Os veículos pertencentes a conglomerados empresariais também tendem a atrelar a cobertura sobre políticas de comunicação a fatos específicos ocorridos no período analisado, como a discussão sobre o Conselho Federal de Jornalistas (CFJ), a Agência Nacional do Cinema e Audiovisual (Ancinav) e a expulsão do jornalista Larry Rother. 44% dos textos publicados remetem a estes episódios. Já os jornais cujos grupos não detêm concessões de radiodifusão apresentam uma cobertura menos reativa ao factual, dedicando apenas 29,6% das matérias a esses casos. A pesquisa considera que a postura desses veículos compõe uma cobertura mais sólida das políticas públicas de comunicação, e destaca que esses jornais cobrem duas vezes mais questões ligadas à infra-estrutura das comunicações e 2,75 vezes mais as relações entre mídia e política.

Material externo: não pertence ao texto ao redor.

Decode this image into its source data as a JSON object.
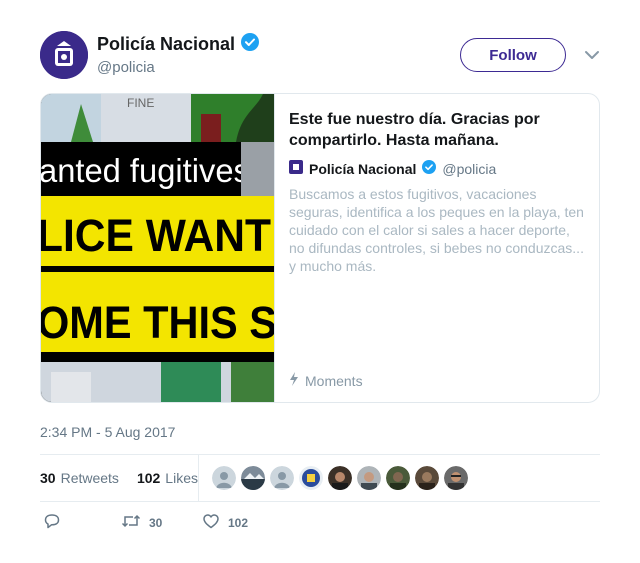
{
  "tweet": {
    "author_name": "Policía Nacional",
    "author_handle": "@policia",
    "follow_label": "Follow",
    "timestamp": "2:34 PM - 5 Aug 2017"
  },
  "card": {
    "title": "Este fue nuestro día. Gracias por compartirlo. Hasta mañana.",
    "author_name": "Policía Nacional",
    "author_handle": "@policia",
    "description": "Buscamos a estos fugitivos, vacaciones seguras, identifica a los peques en la playa, ten cuidado con el calor si sales a hacer deporte, no difundas controles, si bebes no conduzcas... y mucho más.",
    "source_label": "Moments",
    "image_lines": [
      "anted fugitives,",
      "LICE WANT",
      "OME THIS S"
    ],
    "image_top_fragment": "FINE"
  },
  "stats": {
    "retweets_count": "30",
    "retweets_label": "Retweets",
    "likes_count": "102",
    "likes_label": "Likes"
  },
  "actions": {
    "retweet_count": "30",
    "like_count": "102"
  },
  "colors": {
    "brand": "#3d2a93",
    "verified": "#1da1f2",
    "card_yellow": "#f3e500"
  },
  "icons": [
    "verified-badge-icon",
    "chevron-down-icon",
    "lightning-icon",
    "reply-icon",
    "retweet-icon",
    "heart-icon"
  ]
}
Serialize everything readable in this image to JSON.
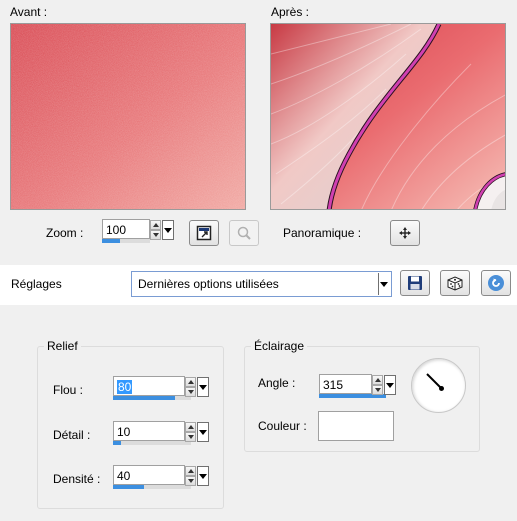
{
  "before_label": "Avant :",
  "after_label": "Après :",
  "zoom": {
    "label": "Zoom :",
    "value": "100",
    "fill": 0.38
  },
  "pan_label": "Panoramique :",
  "settings": {
    "label": "Réglages",
    "preset": "Dernières options utilisées"
  },
  "relief": {
    "title": "Relief",
    "flou": {
      "label": "Flou :",
      "value": "80",
      "fill": 0.8
    },
    "detail": {
      "label": "Détail :",
      "value": "10",
      "fill": 0.1
    },
    "densite": {
      "label": "Densité :",
      "value": "40",
      "fill": 0.4
    }
  },
  "eclairage": {
    "title": "Éclairage",
    "angle": {
      "label": "Angle :",
      "value": "315",
      "fill": 0.88
    },
    "couleur_label": "Couleur :"
  },
  "colors": {
    "accent": "#3c8fe0",
    "preview_base": "#e8787a",
    "magenta_line": "#d040b0",
    "light_color": "#ffffff"
  },
  "icons": {
    "zoom_fit": "fit-window-icon",
    "zoom_magnify": "magnify-icon",
    "pan": "move-icon",
    "save": "save-icon",
    "random": "dice-icon",
    "reset": "reset-icon"
  }
}
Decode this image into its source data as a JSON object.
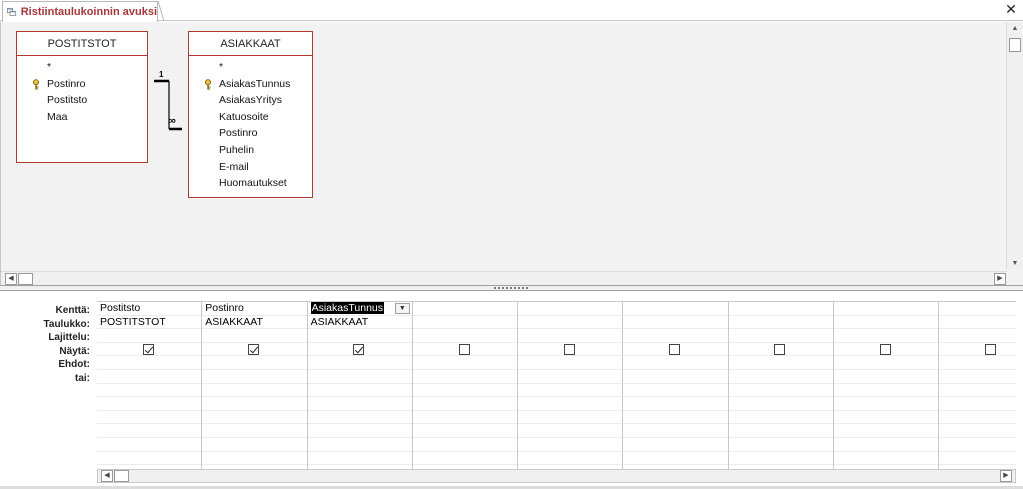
{
  "tab": {
    "title": "Ristiintaulukoinnin avuksi",
    "icon": "query-icon"
  },
  "window": {
    "close_glyph": "✕"
  },
  "tables": [
    {
      "name": "POSTITSTOT",
      "fields": [
        "*",
        "Postinro",
        "Postitsto",
        "Maa"
      ],
      "key_field_index": 1
    },
    {
      "name": "ASIAKKAAT",
      "fields": [
        "*",
        "AsiakasTunnus",
        "AsiakasYritys",
        "Katuosoite",
        "Postinro",
        "Puhelin",
        "E-mail",
        "Huomautukset"
      ],
      "key_field_index": 1
    }
  ],
  "relationship": {
    "one_side": "1",
    "many_side": "∞"
  },
  "grid": {
    "row_labels": [
      "Kenttä:",
      "Taulukko:",
      "Lajittelu:",
      "Näytä:",
      "Ehdot:",
      "tai:"
    ],
    "columns": [
      {
        "field": "Postitsto",
        "table": "POSTITSTOT",
        "show": true
      },
      {
        "field": "Postinro",
        "table": "ASIAKKAAT",
        "show": true
      },
      {
        "field": "AsiakasTunnus",
        "table": "ASIAKKAAT",
        "show": true,
        "selected": true
      },
      {
        "field": "",
        "table": "",
        "show": false
      },
      {
        "field": "",
        "table": "",
        "show": false
      },
      {
        "field": "",
        "table": "",
        "show": false
      },
      {
        "field": "",
        "table": "",
        "show": false
      },
      {
        "field": "",
        "table": "",
        "show": false
      },
      {
        "field": "",
        "table": "",
        "show": false
      }
    ]
  },
  "colors": {
    "accent": "#a4373a",
    "table_border": "#b03a2e"
  }
}
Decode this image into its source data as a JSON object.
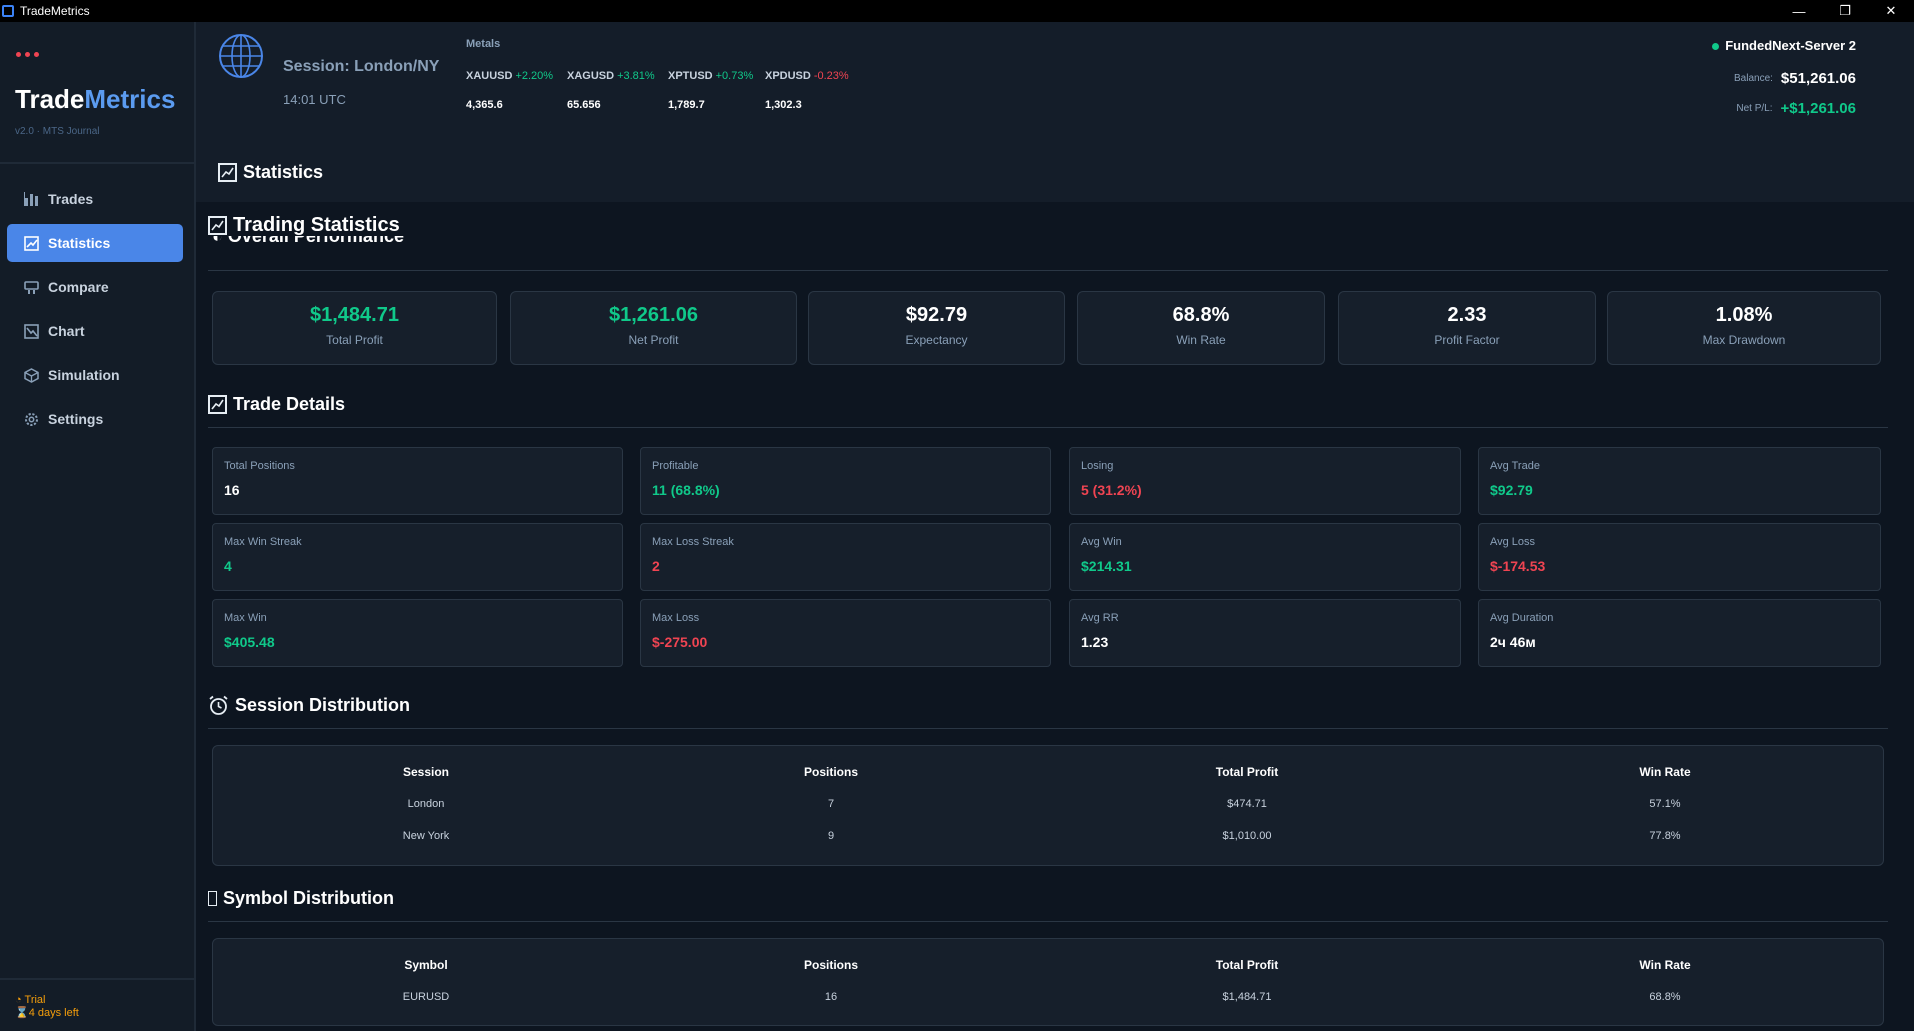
{
  "window": {
    "title": "TradeMetrics",
    "min": "—",
    "restore": "❐",
    "close": "✕"
  },
  "sidebar": {
    "brand_part1": "Trade",
    "brand_part2": "Metrics",
    "version": "v2.0 · MTS Journal",
    "items": [
      {
        "label": "Trades",
        "icon": "bar-chart-icon"
      },
      {
        "label": "Statistics",
        "icon": "checkbox-chart-icon",
        "active": true
      },
      {
        "label": "Compare",
        "icon": "compare-icon"
      },
      {
        "label": "Chart",
        "icon": "line-chart-icon"
      },
      {
        "label": "Simulation",
        "icon": "cube-icon"
      },
      {
        "label": "Settings",
        "icon": "gear-icon"
      }
    ],
    "trial_label": "Trial",
    "trial_days": "4 days left"
  },
  "header": {
    "session": "Session: London/NY",
    "time": "14:01 UTC",
    "metals_label": "Metals",
    "metals": [
      {
        "symbol": "XAUUSD",
        "change": "+2.20%",
        "price": "4,365.6",
        "direction": "up"
      },
      {
        "symbol": "XAGUSD",
        "change": "+3.81%",
        "price": "65.656",
        "direction": "up"
      },
      {
        "symbol": "XPTUSD",
        "change": "+0.73%",
        "price": "1,789.7",
        "direction": "up"
      },
      {
        "symbol": "XPDUSD",
        "change": "-0.23%",
        "price": "1,302.3",
        "direction": "down"
      }
    ],
    "server": "FundedNext-Server 2",
    "balance_label": "Balance:",
    "balance": "$51,261.06",
    "netpl_label": "Net P/L:",
    "netpl": "+$1,261.06",
    "page_title": "Statistics"
  },
  "main": {
    "title": "Trading Statistics",
    "overall_title": "Overall Performance",
    "kpis": [
      {
        "value": "$1,484.71",
        "label": "Total Profit",
        "color": "green"
      },
      {
        "value": "$1,261.06",
        "label": "Net Profit",
        "color": "green"
      },
      {
        "value": "$92.79",
        "label": "Expectancy",
        "color": "white"
      },
      {
        "value": "68.8%",
        "label": "Win Rate",
        "color": "white"
      },
      {
        "value": "2.33",
        "label": "Profit Factor",
        "color": "white"
      },
      {
        "value": "1.08%",
        "label": "Max Drawdown",
        "color": "white"
      }
    ],
    "details_title": "Trade Details",
    "details": [
      {
        "label": "Total Positions",
        "value": "16",
        "color": "white"
      },
      {
        "label": "Profitable",
        "value": "11 (68.8%)",
        "color": "green"
      },
      {
        "label": "Losing",
        "value": "5 (31.2%)",
        "color": "red"
      },
      {
        "label": "Avg Trade",
        "value": "$92.79",
        "color": "green"
      },
      {
        "label": "Max Win Streak",
        "value": "4",
        "color": "green"
      },
      {
        "label": "Max Loss Streak",
        "value": "2",
        "color": "red"
      },
      {
        "label": "Avg Win",
        "value": "$214.31",
        "color": "green"
      },
      {
        "label": "Avg Loss",
        "value": "$-174.53",
        "color": "red"
      },
      {
        "label": "Max Win",
        "value": "$405.48",
        "color": "green"
      },
      {
        "label": "Max Loss",
        "value": "$-275.00",
        "color": "red"
      },
      {
        "label": "Avg RR",
        "value": "1.23",
        "color": "white"
      },
      {
        "label": "Avg Duration",
        "value": "2ч 46м",
        "color": "white"
      }
    ],
    "session_title": "Session Distribution",
    "session_headers": [
      "Session",
      "Positions",
      "Total Profit",
      "Win Rate"
    ],
    "session_rows": [
      [
        "London",
        "7",
        "$474.71",
        "57.1%"
      ],
      [
        "New York",
        "9",
        "$1,010.00",
        "77.8%"
      ]
    ],
    "symbol_title": "Symbol Distribution",
    "symbol_headers": [
      "Symbol",
      "Positions",
      "Total Profit",
      "Win Rate"
    ],
    "symbol_rows": [
      [
        "EURUSD",
        "16",
        "$1,484.71",
        "68.8%"
      ]
    ]
  },
  "colors": {
    "accent": "#4a86e8",
    "green": "#10c98a",
    "red": "#f04452",
    "bg": "#0d1520",
    "panel": "#161f2b"
  }
}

Como conclusão, o estudo afirma que a dificuldade de enveredar jornalisticamente por assuntos que contrariam as práticas adotadas por suas empresas são, provavelmente, as causas pelas quais jornais e revistas que integram as holdings ou mantêm estreita relação com grupos políticos apresentam uma cobertura menos consistente das políticas de comunicação. Esse é um fator que, segundo a pesquisa, pode explicar a pouca participação dos diários do Nordeste na cobertura dessa temática, apesar da região possuir o maior número de jornais pesquisados. É conhec
ida historicamente a relação entre a mídia e os políticos locais, detentores majoritários das empresas de comunicação.